Transportation Secretary Pete Buttigieg jetted off for a vacation to Portugal as government and union negotiators worked to avert a nationwide rail-worker strike earlier this year.
The secretary’s previously unknown “personal trip” to the city of Porto was taken just a week before Amtrak announced the cancellation of long-distance routes in anticipation of a strike, the Washington Free Beacon reported on Wednesday.

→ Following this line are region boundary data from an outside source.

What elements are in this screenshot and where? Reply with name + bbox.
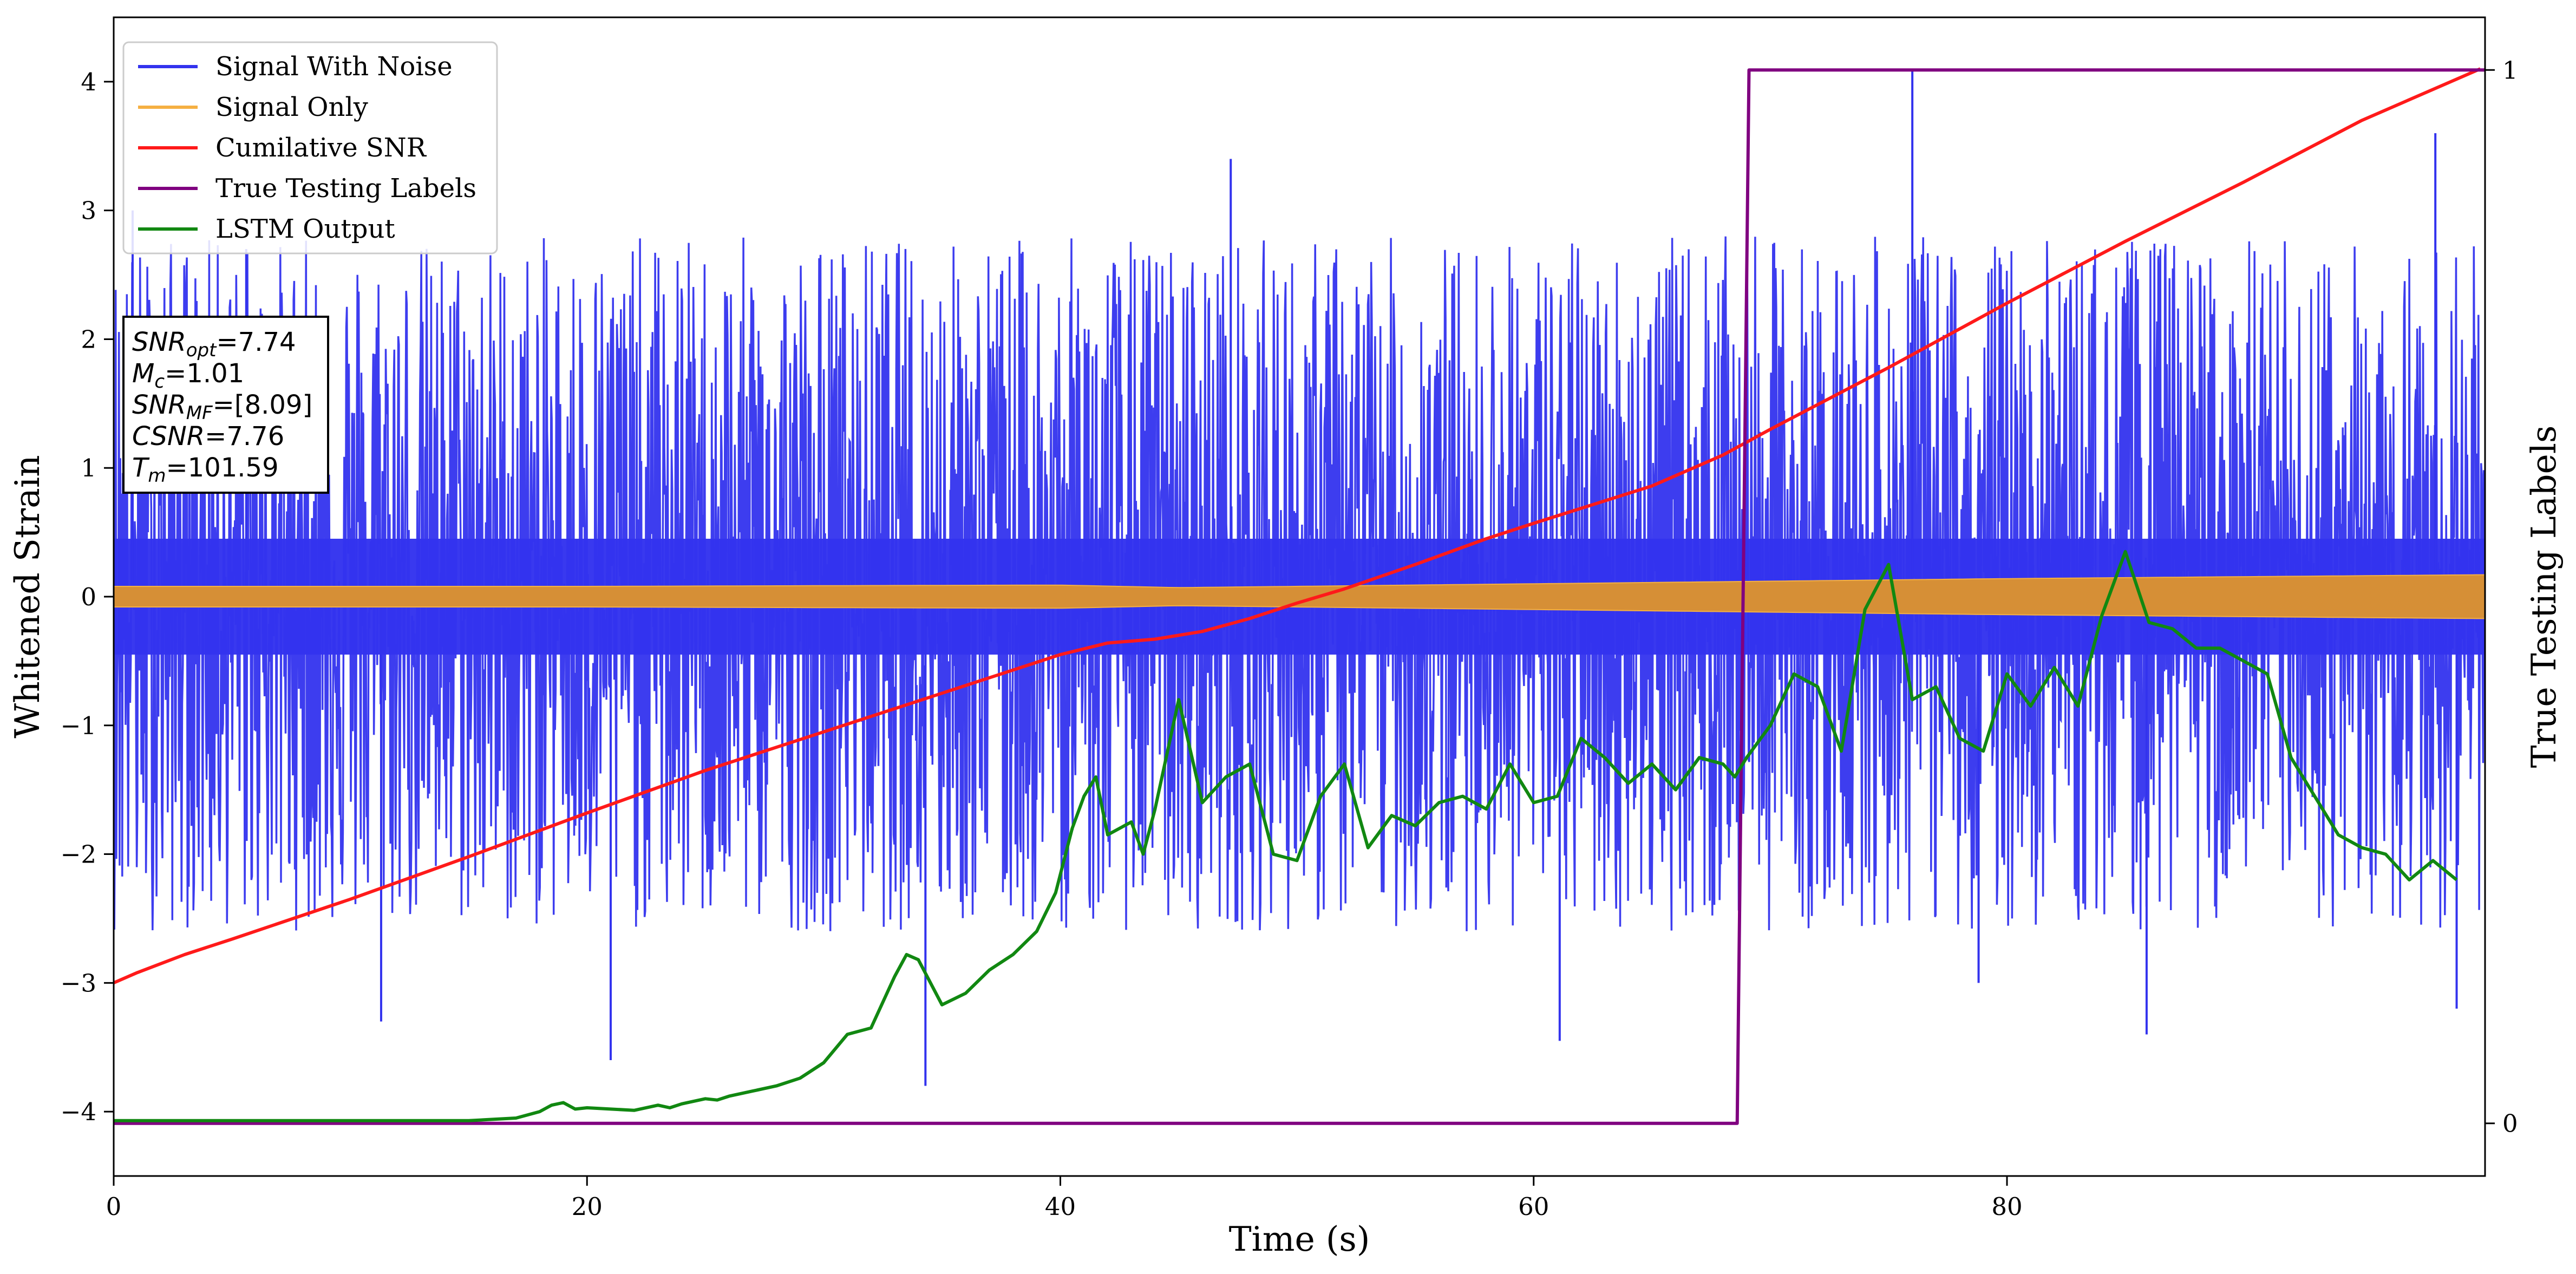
y-tick-label: 0 xyxy=(81,583,96,611)
legend-label: Cumilative SNR xyxy=(215,133,427,163)
y-tick-label: −2 xyxy=(61,840,96,869)
x-tick-label: 60 xyxy=(1518,1192,1549,1221)
legend-label: Signal With Noise xyxy=(215,51,453,82)
series-lstm-output xyxy=(114,550,2458,1122)
y-tick-label: −3 xyxy=(61,969,96,997)
legend-label: LSTM Output xyxy=(215,214,395,244)
series-true-testing-labels xyxy=(114,68,2485,1125)
annotation-frame xyxy=(122,316,329,494)
y-right-tick-label: 1 xyxy=(2502,56,2518,84)
x-tick-label: 40 xyxy=(1045,1192,1076,1221)
y-tick-label: 3 xyxy=(81,197,96,225)
annotation-line: SNRMF=[8.09] xyxy=(132,390,312,424)
y-tick-label: −4 xyxy=(61,1097,96,1126)
x-tick-label: 0 xyxy=(106,1192,122,1221)
series-cumilative-snr xyxy=(114,67,2481,985)
y-tick-label: −1 xyxy=(61,711,96,740)
y-tick-label: 2 xyxy=(81,325,96,354)
legend-box xyxy=(122,41,498,254)
y-axis-title: Whitened Strain xyxy=(8,455,47,738)
annotation-line: SNRopt=7.74 xyxy=(132,327,296,361)
x-axis-title: Time (s) xyxy=(1229,1219,1370,1259)
annotation-box: SNRopt=7.74Mc=1.01SNRMF=[8.09]CSNR=7.76T… xyxy=(122,316,329,494)
legend-label: True Testing Labels xyxy=(215,173,476,204)
legend-label: Signal Only xyxy=(215,92,368,122)
x-tick-label: 80 xyxy=(1991,1192,2022,1221)
x-tick-label: 20 xyxy=(572,1192,603,1221)
annotation-line: CSNR=7.76 xyxy=(132,421,284,452)
annotation-line: Tm=101.59 xyxy=(132,453,279,487)
y-tick-label: 4 xyxy=(81,68,96,96)
annotation-line: Mc=1.01 xyxy=(132,358,244,393)
y-right-axis-title: True Testing Labels xyxy=(2524,426,2564,768)
y-right-tick-label: 0 xyxy=(2502,1109,2518,1138)
y-tick-label: 1 xyxy=(81,454,96,482)
series-layer xyxy=(114,67,2485,1125)
legend: Signal With Noise Signal Only Cumilative S… xyxy=(122,41,498,254)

“The secretary took a long-planned personal trip from Aug. 29 to Sept. 5,” a Department of Transportation spokesperson told multiple outlets. “As usual, while traveling on personal time he remained available and engaged on urgent issues, which in this case meant multiple calls with staff and stakeholders to work on the topic of rail labor negotiations.”
The strike threatened to cost the US economy more than $2 billion in lost output per day.
Biden administration negotiators were eventually able to reach a tentative agreement with eight of the 12 rail-worker unions on Sept. 15, and Congress forced the deal upon all of them earlier this month.
On Sept. 1, while still on vacation, Buttigieg posted a video of himself on Twitter that implied he was at a US airport. The former South Bend, Indiana mayor was wearing a suit and touting the DOT’s new Airline Customer Service Dashboard in the video.
President Biden cited the “hard work” of Labor Secretary Marty Walsh, Agriculture Secretary Tom Vilsack, National Economic Council Director Brian Deese, and Buttigieg when the White House announced the tentative deal.
Sen. Josh Hawley (R-Mo.), who voted against forcing the contract on union groups, jabbed Buttigieg on Twitter Wednesday for the trip.
“Nice that Mayor Pete had time to vacation in Europe while forcing rail workers to go without sick days,” Hawley wrote.
Buttigieg’s travel habits also made headlines earlier this week when it was reported that he flew 18 times on taxpayer-funded private jets since taking office in January 2021.
According to the report, Buttigieg has used two taxpayer-funded Cessna 560XL jets managed by the Federal Aviation Administration for trips to states including Nevada, Florida, Oklahoma, Minnesota, Ohio, and New Hampshire.